Toutes-puissantes – certains de leurs clients adaptent parfois leurs décisions de manière à conserver une note favorable-, les agences de notation n’en ont pas moins subi un feu nourri de critiques, ces derniers mois. On les accuse notamment d’attiser elles-mêmes la débâcle boursière en cotant sévèrement certaines entreprises. « Il faut savoir ce qu’on veut, intervient Daniel Sacks, analyste chez Dexia. Ou on demande aux agences de faire honnêtement leur travail, quitte à attribuer des notes désagréables, ou on leur demande de soutenir le marché. Mais les deux sont incompatibles. » D’aucuns reprochent aussi à Moody’s, à S&P et à Fitch de modifier rapidement leurs notes sans véritable raison. Ainsi, l’endettement de France Télécom, pourtant connu de longue date, a provoqué une succession de décotes peu compréhensible.

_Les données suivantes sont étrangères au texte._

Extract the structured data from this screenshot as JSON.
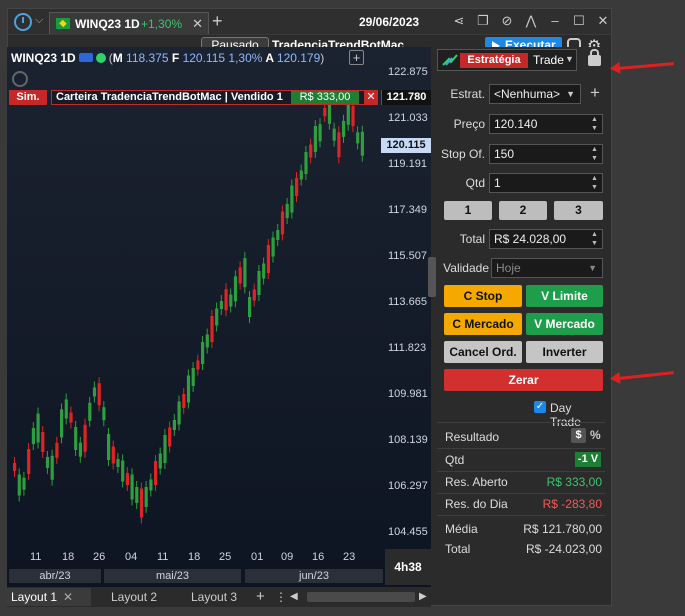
{
  "titlebar": {
    "tab_symbol": "WINQ23 1D",
    "tab_change": "+1,30%",
    "date": "29/06/2023"
  },
  "toolbar": {
    "status": "Pausado",
    "strategy_name": "TradenciaTrendBotMac",
    "execute_label": "Executar"
  },
  "chart": {
    "header_symbol": "WINQ23 1D",
    "m_label": "M",
    "m_value": "118.375",
    "f_label": "F",
    "f_value": "120.115",
    "pct": "1,30%",
    "a_label": "A",
    "a_value": "120.179",
    "sim_label": "Sim.",
    "portfolio_text": "Carteira TradenciaTrendBotMac | Vendido 1",
    "portfolio_pnl": "R$ 333,00",
    "tag_position": "121.780",
    "tag_last": "120.115",
    "timer": "4h38"
  },
  "chart_data": {
    "type": "candlestick",
    "yticks": [
      "122.875",
      "121.033",
      "119.191",
      "117.349",
      "115.507",
      "113.665",
      "111.823",
      "109.981",
      "108.139",
      "106.297",
      "104.455"
    ],
    "xticks": [
      "11",
      "18",
      "26",
      "04",
      "11",
      "18",
      "25",
      "01",
      "09",
      "16",
      "23"
    ],
    "months": [
      "abr/23",
      "mai/23",
      "jun/23"
    ],
    "colors": {
      "up": "#2e9e3e",
      "down": "#e02424"
    }
  },
  "bottom_tabs": [
    {
      "label": "Layout 1",
      "close": "✕"
    },
    {
      "label": "Layout 2"
    },
    {
      "label": "Layout 3"
    }
  ],
  "panel": {
    "strategy_badge": "Estratégia",
    "strategy_mode": "Trade",
    "estrat_label": "Estrat.",
    "estrat_value": "<Nenhuma>",
    "preco_label": "Preço",
    "preco_value": "120.140",
    "stop_label": "Stop Of.",
    "stop_value": "150",
    "qtd_label": "Qtd",
    "qtd_value": "1",
    "quick_qty": [
      "1",
      "2",
      "3"
    ],
    "total_label": "Total",
    "total_value": "R$ 24.028,00",
    "validade_label": "Validade",
    "validade_value": "Hoje",
    "btn_c_stop": "C Stop",
    "btn_v_limite": "V Limite",
    "btn_c_mercado": "C Mercado",
    "btn_v_mercado": "V Mercado",
    "btn_cancel": "Cancel Ord.",
    "btn_inverter": "Inverter",
    "btn_zerar": "Zerar",
    "daytrade_label": "Day Trade",
    "resultado_label": "Resultado",
    "dollar": "$",
    "percent": "%",
    "res_qtd_label": "Qtd",
    "res_qtd_value": "-1 V",
    "aberto_label": "Res. Aberto",
    "aberto_value": "R$ 333,00",
    "dia_label": "Res. do Dia",
    "dia_value": "R$ -283,80",
    "media_label": "Média",
    "media_value": "R$ 121.780,00",
    "total2_label": "Total",
    "total2_value": "R$ -24.023,00"
  }
}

« Les agences ont eu tendance à bomber le torse mais elles ont raté quelques rendez-vous importants », analyse Marc Speeckaert. Dans le cas de la faillite du courtier en énergie américain Enron, leur verdict est ainsi resté globalement positif jusqu’à quatre jours de la banqueroute! Les agences expliquent aujourd’hui qu’elles ont été trompées et qu’elles ne disposaient pas, alors, d’informations fiables et complètes, puisqu’il s’agissait d’une fraude. La SEC (Securities and Exchange Commission), qui contrôle les marchés boursiers américains, n’en a pas moins demandé une enquête sur les agences de notation et sur leur réglementation. D’autres souhaiteraient que davantage d’agences se partagent le marché, mais une telle structure est particulièrement difficile à mettre en place au niveau international. Depuis les grandes faillites américaines, les agences semblent avoir tiré quelques leçons de leur mésaventure: échaudées, elles seraient plus promptes à ajuster leurs notes, assurent certains experts, qui ne font pas l’unanimité. Elles tiennent également compte, désormais, d’éléments qui ne figurent pas au bilan de l’entreprise, comme les fonds de pension.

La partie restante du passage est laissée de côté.